Il n’est pas raciste, il a juste peur de l’islamisation…
La Bretagne en est loin : selon l’Insee, les étrangers représentent 2 % de la population, et presque 1 sur 5 est anglais. Mais Pascal Crambert n’en démord pas. Même s’il n’est “pas raciste”, qu’il a “des potes arabes”, il a peur de cette “islamisation” fantasmée autant qu’espérée. C’est tout le paradoxe du FN en Bretagne : les frontistes rejettent l’immigration, mais sans un afflux d’étrangers, leur rhétorique s’enrhume.
On le fait remarquer à Cédric Abdilla, secrétaire du FN en Ille-et-Vilaine depuis deux ans, le “plus jeune responsable de section départementale, tous partis confondus”, ajoute-t-il. A 28 ans, il travaille en résidence universitaire, sur le campus de Beaulieu.

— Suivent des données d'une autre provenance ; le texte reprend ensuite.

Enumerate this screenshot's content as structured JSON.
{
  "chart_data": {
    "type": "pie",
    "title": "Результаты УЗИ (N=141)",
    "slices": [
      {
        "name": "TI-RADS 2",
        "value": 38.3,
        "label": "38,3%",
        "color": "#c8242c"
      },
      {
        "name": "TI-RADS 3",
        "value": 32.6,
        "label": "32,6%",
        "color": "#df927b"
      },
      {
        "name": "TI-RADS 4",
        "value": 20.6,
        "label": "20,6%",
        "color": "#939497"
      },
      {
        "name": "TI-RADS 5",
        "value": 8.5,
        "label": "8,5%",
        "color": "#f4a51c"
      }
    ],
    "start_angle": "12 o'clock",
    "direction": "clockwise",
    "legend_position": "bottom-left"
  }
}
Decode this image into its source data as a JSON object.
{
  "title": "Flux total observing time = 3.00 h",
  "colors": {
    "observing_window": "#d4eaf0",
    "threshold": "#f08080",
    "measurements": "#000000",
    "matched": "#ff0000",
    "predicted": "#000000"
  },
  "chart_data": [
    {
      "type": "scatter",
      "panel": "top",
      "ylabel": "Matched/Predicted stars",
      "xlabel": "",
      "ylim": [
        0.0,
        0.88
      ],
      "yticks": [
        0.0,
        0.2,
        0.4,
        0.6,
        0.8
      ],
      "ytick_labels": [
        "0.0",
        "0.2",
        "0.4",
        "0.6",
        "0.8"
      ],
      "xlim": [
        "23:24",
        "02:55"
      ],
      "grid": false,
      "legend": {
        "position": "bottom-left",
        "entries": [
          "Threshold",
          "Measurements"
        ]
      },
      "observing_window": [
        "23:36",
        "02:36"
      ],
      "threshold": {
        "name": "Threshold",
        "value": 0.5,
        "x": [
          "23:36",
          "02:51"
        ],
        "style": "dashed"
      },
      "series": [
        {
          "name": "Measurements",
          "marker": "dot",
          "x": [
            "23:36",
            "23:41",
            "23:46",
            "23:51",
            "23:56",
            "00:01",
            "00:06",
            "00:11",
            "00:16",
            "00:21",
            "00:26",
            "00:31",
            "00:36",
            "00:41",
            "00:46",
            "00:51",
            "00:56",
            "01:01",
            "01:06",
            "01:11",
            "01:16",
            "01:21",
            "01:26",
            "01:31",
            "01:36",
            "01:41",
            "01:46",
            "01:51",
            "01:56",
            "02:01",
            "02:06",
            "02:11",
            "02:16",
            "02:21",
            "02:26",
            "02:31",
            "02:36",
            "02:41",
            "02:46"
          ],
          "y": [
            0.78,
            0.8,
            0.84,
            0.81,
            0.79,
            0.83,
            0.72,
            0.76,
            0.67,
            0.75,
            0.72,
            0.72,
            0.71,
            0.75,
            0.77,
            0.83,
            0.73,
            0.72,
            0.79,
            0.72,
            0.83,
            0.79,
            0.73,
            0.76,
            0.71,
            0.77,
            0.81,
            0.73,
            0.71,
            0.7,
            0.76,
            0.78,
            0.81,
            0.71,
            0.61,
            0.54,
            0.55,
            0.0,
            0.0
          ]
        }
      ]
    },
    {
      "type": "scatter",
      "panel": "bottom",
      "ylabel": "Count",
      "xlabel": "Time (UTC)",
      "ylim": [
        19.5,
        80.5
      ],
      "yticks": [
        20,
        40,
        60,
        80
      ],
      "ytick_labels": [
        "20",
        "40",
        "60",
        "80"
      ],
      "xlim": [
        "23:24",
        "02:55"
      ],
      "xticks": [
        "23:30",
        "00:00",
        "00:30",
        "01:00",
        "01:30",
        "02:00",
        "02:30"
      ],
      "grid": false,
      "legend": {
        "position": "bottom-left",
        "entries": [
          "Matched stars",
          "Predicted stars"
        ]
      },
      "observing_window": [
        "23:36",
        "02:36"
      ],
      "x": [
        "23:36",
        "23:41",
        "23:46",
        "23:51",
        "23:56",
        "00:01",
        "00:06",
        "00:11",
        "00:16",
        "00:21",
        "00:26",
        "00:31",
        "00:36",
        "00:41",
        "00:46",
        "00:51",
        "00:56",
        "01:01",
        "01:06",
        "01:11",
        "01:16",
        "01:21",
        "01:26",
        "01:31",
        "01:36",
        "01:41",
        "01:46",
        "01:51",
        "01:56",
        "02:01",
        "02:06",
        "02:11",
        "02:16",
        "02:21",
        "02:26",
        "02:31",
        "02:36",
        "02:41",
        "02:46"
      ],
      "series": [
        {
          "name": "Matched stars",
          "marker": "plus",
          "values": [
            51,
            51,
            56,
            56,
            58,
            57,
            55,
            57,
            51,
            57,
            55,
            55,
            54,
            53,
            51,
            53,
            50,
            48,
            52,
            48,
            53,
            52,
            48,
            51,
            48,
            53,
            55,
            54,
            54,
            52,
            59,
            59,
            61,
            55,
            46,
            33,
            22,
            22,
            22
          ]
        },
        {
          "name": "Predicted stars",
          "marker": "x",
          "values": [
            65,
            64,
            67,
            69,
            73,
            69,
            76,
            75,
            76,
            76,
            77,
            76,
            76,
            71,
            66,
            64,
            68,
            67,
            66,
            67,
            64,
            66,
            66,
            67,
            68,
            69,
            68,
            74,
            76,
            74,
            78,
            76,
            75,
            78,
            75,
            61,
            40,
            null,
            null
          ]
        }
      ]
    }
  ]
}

Le FN n’ayant pas d’élus dans la région, il ne peut louer une permanence et on le rencontre dans un café. “On est un parti national, on défend une certaine idée de la nation, et c’est la même partout.”
Pas question de faire vibrer la lointaine fibre indépendantiste des Bretons : “Nous ne sommes pas pour l’indépendance de la Bretagne, nous avons peu de contacts avec ces groupuscules.” Trop peu d’immigrés, aucun Quick halal, pas assez de délinquance.
“Le FN s’appuie aussi sur les conséquences de la crise économique, analyse le chercheur en sciences politiques Jean-Yves Camus. Mais la Bretagne n’a jamais été une région industrielle, elle a donc moins ressenti les effets de cette crise.”
Les origines bretonnes de Jean-Marie Le Pen souvent dissimulées
Politiquement, la Bretagne a basculé à gauche il y a plus de trente ans. Et garde une image démocrate chrétienne. Jean- Yves Camus poursuit : “Les Bretons sont démocratiquement conservateurs. Ils sont attachés à l’ordre et pas à la révolution, quelle qu’elle soit !”
Autant de raisons qui expliquent pourquoi la Bretagne n’a jamais mis en avant les origines de Jean-Marie Le Pen, né il y a quatre-vingt deux ans à la Trinité-sur-Mer (Morbihan). Elle s’en cache même, parfois.
Lors de la présidentielle de 2007, aucun maire de la région n’a donné sa signature au leader frontiste. Explication de Cédric Abdilla : “Jean-Marie Le Pen est un personnage politique national. Personne ne se souvient qu’il est breton. Et puis, il n’est pas fou : nos idées portent davantage dans le Sud-Est, il n’allait pas se présenter ici.”
Pour l’heure, Pascal Crambert et Cédric Abdilla espèrent que Marine Le Pen prenne la tête du parti. Pour le rendre fréquentable, le rajeunir et devenir un parti de gouvernement. A cette perspective, leurs visages s’éclairent. Et si cela ne se réalise pas ? Pascal Crambert envisage d’aller s’installer dans le sud de l’Italie. Et devenir un immigré.